Quanto aos novos protocolos celebrados entre a CML e as Juntas, passámos a saber que, decorrido ano e meio da reforma administrativa, entre de Março de 2014 e Setembro de 2015, terão sido aprovados cerca de sete dezenas de novos protocolos, que terão totalizado um valor aproximado de 4,93 milhões de euros.

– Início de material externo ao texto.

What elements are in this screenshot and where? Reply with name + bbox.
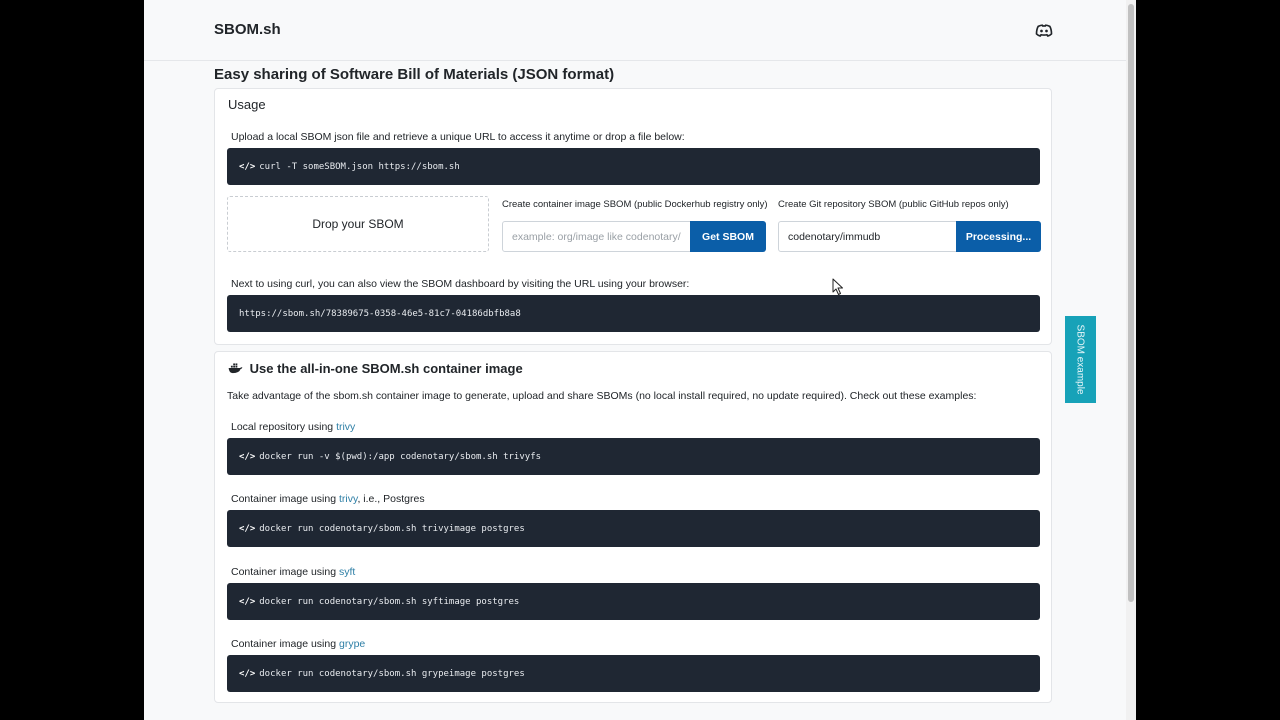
navbar: SBOM.sh (144, 0, 1126, 61)
example-suffix: , i.e., Postgres (357, 493, 425, 505)
example-label: Local repository using trivy (231, 421, 355, 433)
syft-link[interactable]: syft (339, 566, 355, 578)
example-code-block[interactable]: </> docker run codenotary/sbom.sh grypei… (227, 655, 1040, 692)
git-sbom-label: Create Git repository SBOM (public GitHu… (778, 199, 1009, 210)
sbom-dropzone[interactable]: Drop your SBOM (227, 196, 489, 252)
curl-code-block[interactable]: </> curl -T someSBOM.json https://sbom.s… (227, 148, 1040, 185)
brand-logo[interactable]: SBOM.sh (214, 21, 281, 38)
example-code-block[interactable]: </> docker run -v $(pwd):/app codenotary… (227, 438, 1040, 475)
code-icon: </> (239, 668, 256, 679)
example-label: Container image using syft (231, 566, 355, 578)
container-intro: Take advantage of the sbom.sh container … (227, 390, 977, 402)
git-repo-input[interactable] (778, 221, 958, 252)
example-command: docker run codenotary/sbom.sh trivyimage… (259, 523, 525, 534)
example-command: docker run codenotary/sbom.sh grypeimage… (259, 668, 525, 679)
curl-command: curl -T someSBOM.json https://sbom.sh (259, 161, 460, 172)
page-headline: Easy sharing of Software Bill of Materia… (214, 66, 615, 83)
discord-icon[interactable] (1034, 21, 1054, 41)
browser-page: SBOM.sh Easy sharing of Software Bill of… (144, 0, 1136, 720)
usage-title: Usage (228, 97, 266, 112)
trivy-link[interactable]: trivy (336, 421, 355, 433)
example-code-block[interactable]: </> docker run codenotary/sbom.sh trivyi… (227, 510, 1040, 547)
grype-link[interactable]: grype (339, 638, 365, 650)
dropzone-label: Drop your SBOM (312, 217, 404, 231)
processing-button[interactable]: Processing... (956, 221, 1041, 252)
example-label: Container image using grype (231, 638, 365, 650)
example-prefix: Container image using (231, 638, 339, 650)
code-icon: </> (239, 161, 256, 172)
container-sbom-label: Create container image SBOM (public Dock… (502, 199, 768, 210)
example-label: Container image using trivy, i.e., Postg… (231, 493, 425, 505)
dashboard-instructions: Next to using curl, you can also view th… (231, 278, 690, 290)
container-card: Use the all-in-one SBOM.sh container ima… (214, 351, 1052, 703)
example-code-block[interactable]: </> docker run codenotary/sbom.sh syftim… (227, 583, 1040, 620)
code-icon: </> (239, 523, 256, 534)
example-prefix: Container image using (231, 493, 339, 505)
container-section-title: Use the all-in-one SBOM.sh container ima… (228, 361, 523, 376)
upload-instructions: Upload a local SBOM json file and retrie… (231, 131, 685, 143)
get-sbom-button[interactable]: Get SBOM (690, 221, 766, 252)
code-icon: </> (239, 596, 256, 607)
docker-whale-icon (228, 363, 243, 374)
usage-card: Usage Upload a local SBOM json file and … (214, 88, 1052, 345)
example-command: docker run -v $(pwd):/app codenotary/sbo… (259, 451, 542, 462)
container-image-input[interactable] (502, 221, 691, 252)
page-scrollbar[interactable] (1126, 0, 1136, 720)
dashboard-url-block[interactable]: https://sbom.sh/78389675-0358-46e5-81c7-… (227, 295, 1040, 332)
sbom-example-tab-label: SBOM example (1075, 324, 1086, 395)
container-section-title-text: Use the all-in-one SBOM.sh container ima… (249, 361, 523, 376)
sbom-example-tab[interactable]: SBOM example (1065, 316, 1096, 403)
mouse-cursor-icon (832, 278, 843, 295)
example-prefix: Local repository using (231, 421, 337, 433)
dashboard-url[interactable]: https://sbom.sh/78389675-0358-46e5-81c7-… (239, 309, 521, 319)
example-command: docker run codenotary/sbom.sh syftimage … (259, 596, 520, 607)
trivy-link[interactable]: trivy (339, 493, 357, 505)
code-icon: </> (239, 451, 256, 462)
example-prefix: Container image using (231, 566, 339, 578)
scrollbar-thumb[interactable] (1128, 4, 1134, 602)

Contudo, o relatório aponta para discrepâncias no caso de Juntas com saldo orçamental superavitário, devidamente reconhecido no Auto de Transferência de Competências. Por outras palavras, afinal a globalidade das verbas referidas nos respectivos protocolos não correspondem a transferências financeiras directas por parte da CML, visto que parte relevante das verbas previstas estará a ser assumida financeiramente pelas próprias Juntas. E este, sr. presidente, é um ponto que merece uma clarificação mais rigorosa por parte da CML.
No que se refere aos funcionários das 24 Juntas de Freguesia, e como já se constatara pelo levantamento desenvolvido pelo GAMRAL em final de Março de 2015, registava-se um total de 2.971 trabalhadores, aproximadamente um terço do total autárquico da cidade. Só que, destes trabalhadores das Juntas, apenas 1.552 eram trabalhadores do quadro, ou seja, apenas 52%, havendo 1.264 contratados por prestação de serviços e em regime de tempo inteiro, e 155 contratados por prestação de serviços em trabalho parcial. E, como se expressa no quadro da p. 25, para além dos abruptos cortes salariais introduzidos pelo anterior Governo, foram ainda reportados problemas respeitantes ao aumento de horas de trabalho semanal e a exigências de trabalho extraordinário.
Neste contexto, e parecendo-nos indispensável encontrar-se uma solução bem mais satisfatória para os trabalhadores, questionamos como se irá procurar proceder a uma urgente e justa actualização dos seus vínculos públicos.
Apresenta-se também como indesmentível a existência de insuficiências, desde recursos humanos nas áreas do suporte administrativo, a técnicos superiores e mesmo de dirigentes, resultantes de, como “Os Verdes” têm vindo a alertar, uma óbvia falta de preparação neste precipitado processo de transferência de competências.
Já quanto ao sistema de funcionamento, instalações e sistemas de informação das Juntas, é reconhecido que o aumento substancial das suas competências e recursos implicou mudanças fundamentais nas suas estruturas institucionais, organizacionais e culturais. Contudo, estes novos desafios não vieram acompanhados dos meios e recursos indispensáveis, pelo que se tem recorrido a contratações externas para o controlo de gestão, o apoio jurídico, o suporte administrativo, a gestão dos recursos humanos e mesmo no atendimento ao munícipe.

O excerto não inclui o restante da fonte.